A House committee investigating the January 6 riot in the U.S. Capitol sent a subpoena Wednesday to Jeffrey Clark, a former Department of Justice official who allegedly angled to use the DOJ to pursue former President Donald Trump’s unfounded voter fraud allegations — the latest in a string of subpoenas from House investigators targeting Trump allies.

Assistant Attorney General Jeffrey Clark speaks during a news conference at the Justice Department … [+] in Washington, September 14, 2020.
POOL/AFP via Getty Images

In a letter Wednesday, the House committee asked Clark to turn over documents tied to his post-election conduct and appear for testimony by the end of this month.

Citing a Senate Judiciary investigation, the January 6 panel said Clark — who led the DOJ’s civil division — was “involved in efforts to interrupt the peaceful transfer of power.”

Forbes has reached out to Clark for comment.

Clark’s election-related efforts came amid months of evidence-free allegations from Trump that his 2020 loss was driven by widespread vote-rigging, a dubious theory Trump cited in his unsuccessful gambit to overturn election results. In late December, Clark suggested the DOJ send a letter encouraging officials in Georgia — which President Joe Biden narrowly won — to take “whatever action is necessary” in light of supposed vote irregularities, according to the Senate Judiciary report. He also purportedly encouraged then-acting Attorney General Jeffrey Rosen to hold a press conference claiming the DOJ was probing voter fraud. At one point, Clark suggested to Rosen that Trump had offered to install him as attorney general, according to Senate investigators and a New York Times report.

The House committee — composed of seven Democrats and two Republicans — has cast a wide net. It’s seeking information about pro-Trump rallies organized ahead of the January 6 riot, and it sent subpoenas last month to Trump’s former Chief of Staff Mark Meadows, White House staffer Dan Scavino, ex-Pentagon Chief of Staff Kash Patel and Trump 2016 campaign official Steve Bannon. Investigators also requested a trove of Trump-era White House documents, including communications on January 6 and details about voter fraud allegations.

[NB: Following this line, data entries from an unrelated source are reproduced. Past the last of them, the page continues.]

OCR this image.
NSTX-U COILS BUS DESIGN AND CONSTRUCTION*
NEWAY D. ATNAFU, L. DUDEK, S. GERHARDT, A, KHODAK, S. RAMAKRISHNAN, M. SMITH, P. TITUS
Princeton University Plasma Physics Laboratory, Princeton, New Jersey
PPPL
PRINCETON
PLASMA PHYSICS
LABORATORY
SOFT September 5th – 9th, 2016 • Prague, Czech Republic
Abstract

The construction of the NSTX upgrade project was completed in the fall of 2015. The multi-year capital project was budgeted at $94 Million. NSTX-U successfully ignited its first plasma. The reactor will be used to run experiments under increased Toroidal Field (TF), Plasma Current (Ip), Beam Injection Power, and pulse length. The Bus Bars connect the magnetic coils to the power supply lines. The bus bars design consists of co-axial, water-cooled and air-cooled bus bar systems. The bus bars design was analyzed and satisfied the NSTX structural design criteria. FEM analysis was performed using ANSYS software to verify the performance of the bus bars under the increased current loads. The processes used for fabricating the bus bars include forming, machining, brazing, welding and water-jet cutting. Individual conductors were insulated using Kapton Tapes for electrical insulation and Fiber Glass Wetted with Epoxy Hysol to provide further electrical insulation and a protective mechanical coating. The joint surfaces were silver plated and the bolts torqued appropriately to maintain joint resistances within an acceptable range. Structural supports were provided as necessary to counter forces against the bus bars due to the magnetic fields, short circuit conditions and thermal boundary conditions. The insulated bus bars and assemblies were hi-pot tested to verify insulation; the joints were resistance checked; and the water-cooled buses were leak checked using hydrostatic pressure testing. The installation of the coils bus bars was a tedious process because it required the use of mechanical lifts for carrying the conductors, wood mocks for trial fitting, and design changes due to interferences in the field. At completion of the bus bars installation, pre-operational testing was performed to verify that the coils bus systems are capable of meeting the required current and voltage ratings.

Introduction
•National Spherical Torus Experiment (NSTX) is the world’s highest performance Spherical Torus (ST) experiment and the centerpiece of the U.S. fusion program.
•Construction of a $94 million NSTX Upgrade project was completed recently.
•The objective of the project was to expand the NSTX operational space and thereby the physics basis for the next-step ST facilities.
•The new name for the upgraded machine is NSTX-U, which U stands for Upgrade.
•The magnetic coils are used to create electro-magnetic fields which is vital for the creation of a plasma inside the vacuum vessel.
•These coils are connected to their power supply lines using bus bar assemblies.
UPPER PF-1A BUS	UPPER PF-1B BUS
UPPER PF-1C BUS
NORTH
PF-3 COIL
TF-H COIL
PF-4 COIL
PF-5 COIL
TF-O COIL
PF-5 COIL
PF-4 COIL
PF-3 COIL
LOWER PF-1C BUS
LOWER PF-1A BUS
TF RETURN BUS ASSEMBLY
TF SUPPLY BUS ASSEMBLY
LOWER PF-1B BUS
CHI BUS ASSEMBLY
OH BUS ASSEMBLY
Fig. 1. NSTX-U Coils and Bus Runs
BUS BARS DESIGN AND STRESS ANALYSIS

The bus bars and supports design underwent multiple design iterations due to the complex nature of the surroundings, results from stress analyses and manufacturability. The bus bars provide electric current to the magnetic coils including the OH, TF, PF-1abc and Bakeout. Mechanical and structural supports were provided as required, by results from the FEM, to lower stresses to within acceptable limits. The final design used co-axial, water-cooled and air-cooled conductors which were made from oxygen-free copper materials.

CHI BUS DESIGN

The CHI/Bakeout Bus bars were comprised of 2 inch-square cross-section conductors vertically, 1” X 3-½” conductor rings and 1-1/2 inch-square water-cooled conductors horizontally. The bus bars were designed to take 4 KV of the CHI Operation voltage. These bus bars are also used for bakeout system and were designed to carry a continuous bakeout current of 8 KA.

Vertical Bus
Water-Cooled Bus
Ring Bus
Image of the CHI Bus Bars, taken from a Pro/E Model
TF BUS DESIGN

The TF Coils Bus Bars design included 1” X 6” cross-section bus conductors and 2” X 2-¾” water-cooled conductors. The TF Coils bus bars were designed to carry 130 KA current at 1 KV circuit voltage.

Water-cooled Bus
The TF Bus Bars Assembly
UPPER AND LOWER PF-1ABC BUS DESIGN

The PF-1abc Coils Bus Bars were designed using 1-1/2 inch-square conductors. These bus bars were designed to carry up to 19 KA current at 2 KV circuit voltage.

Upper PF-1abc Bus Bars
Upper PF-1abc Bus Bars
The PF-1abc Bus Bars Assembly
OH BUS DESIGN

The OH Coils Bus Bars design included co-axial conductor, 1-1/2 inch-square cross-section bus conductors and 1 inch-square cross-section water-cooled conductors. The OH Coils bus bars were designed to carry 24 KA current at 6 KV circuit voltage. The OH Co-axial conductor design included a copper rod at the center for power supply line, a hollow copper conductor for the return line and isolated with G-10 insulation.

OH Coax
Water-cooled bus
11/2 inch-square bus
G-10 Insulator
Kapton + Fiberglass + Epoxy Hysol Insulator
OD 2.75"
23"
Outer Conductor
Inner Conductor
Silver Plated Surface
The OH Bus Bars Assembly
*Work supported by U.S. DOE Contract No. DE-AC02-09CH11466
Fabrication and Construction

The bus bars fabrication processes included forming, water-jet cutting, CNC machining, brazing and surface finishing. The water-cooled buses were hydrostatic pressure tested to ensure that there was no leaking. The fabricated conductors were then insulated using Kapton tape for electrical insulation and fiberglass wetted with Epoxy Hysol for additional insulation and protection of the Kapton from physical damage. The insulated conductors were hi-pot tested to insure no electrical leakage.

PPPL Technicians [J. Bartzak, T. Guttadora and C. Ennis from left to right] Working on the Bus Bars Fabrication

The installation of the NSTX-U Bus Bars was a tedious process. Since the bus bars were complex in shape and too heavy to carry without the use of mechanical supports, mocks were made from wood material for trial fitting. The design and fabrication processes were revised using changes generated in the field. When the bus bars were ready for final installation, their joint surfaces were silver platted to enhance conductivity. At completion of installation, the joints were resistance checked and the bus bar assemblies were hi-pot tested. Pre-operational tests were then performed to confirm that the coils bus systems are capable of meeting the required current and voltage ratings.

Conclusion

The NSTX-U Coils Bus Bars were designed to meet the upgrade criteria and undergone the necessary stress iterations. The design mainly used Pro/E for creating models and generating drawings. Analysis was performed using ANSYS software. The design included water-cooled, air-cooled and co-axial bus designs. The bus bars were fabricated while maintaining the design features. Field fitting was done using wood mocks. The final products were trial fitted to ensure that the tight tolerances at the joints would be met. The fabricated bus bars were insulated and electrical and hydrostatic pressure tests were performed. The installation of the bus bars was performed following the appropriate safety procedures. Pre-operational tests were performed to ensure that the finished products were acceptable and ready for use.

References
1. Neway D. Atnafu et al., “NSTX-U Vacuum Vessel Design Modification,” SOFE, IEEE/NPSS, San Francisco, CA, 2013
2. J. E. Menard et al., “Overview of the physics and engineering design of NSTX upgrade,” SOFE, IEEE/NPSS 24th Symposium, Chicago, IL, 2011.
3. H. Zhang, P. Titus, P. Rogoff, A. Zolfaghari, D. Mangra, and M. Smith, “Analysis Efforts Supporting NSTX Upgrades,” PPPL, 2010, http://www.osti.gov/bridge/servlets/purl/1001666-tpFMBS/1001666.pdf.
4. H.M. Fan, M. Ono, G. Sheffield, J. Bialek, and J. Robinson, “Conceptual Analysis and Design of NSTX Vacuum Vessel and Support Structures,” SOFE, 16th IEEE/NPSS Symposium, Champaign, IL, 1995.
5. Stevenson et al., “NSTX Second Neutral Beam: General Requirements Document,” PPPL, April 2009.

Bannon said last week he will not comply with the House committee’s subpoena. He claimed his participation in the probe would violate a doctrine known as “executive privilege,” which allows the president to keep certain communications secret. The committee said it will “swiftly consider” referring anybody who violates a subpoena to the DOJ, which could weigh criminal contempt of Congress charges.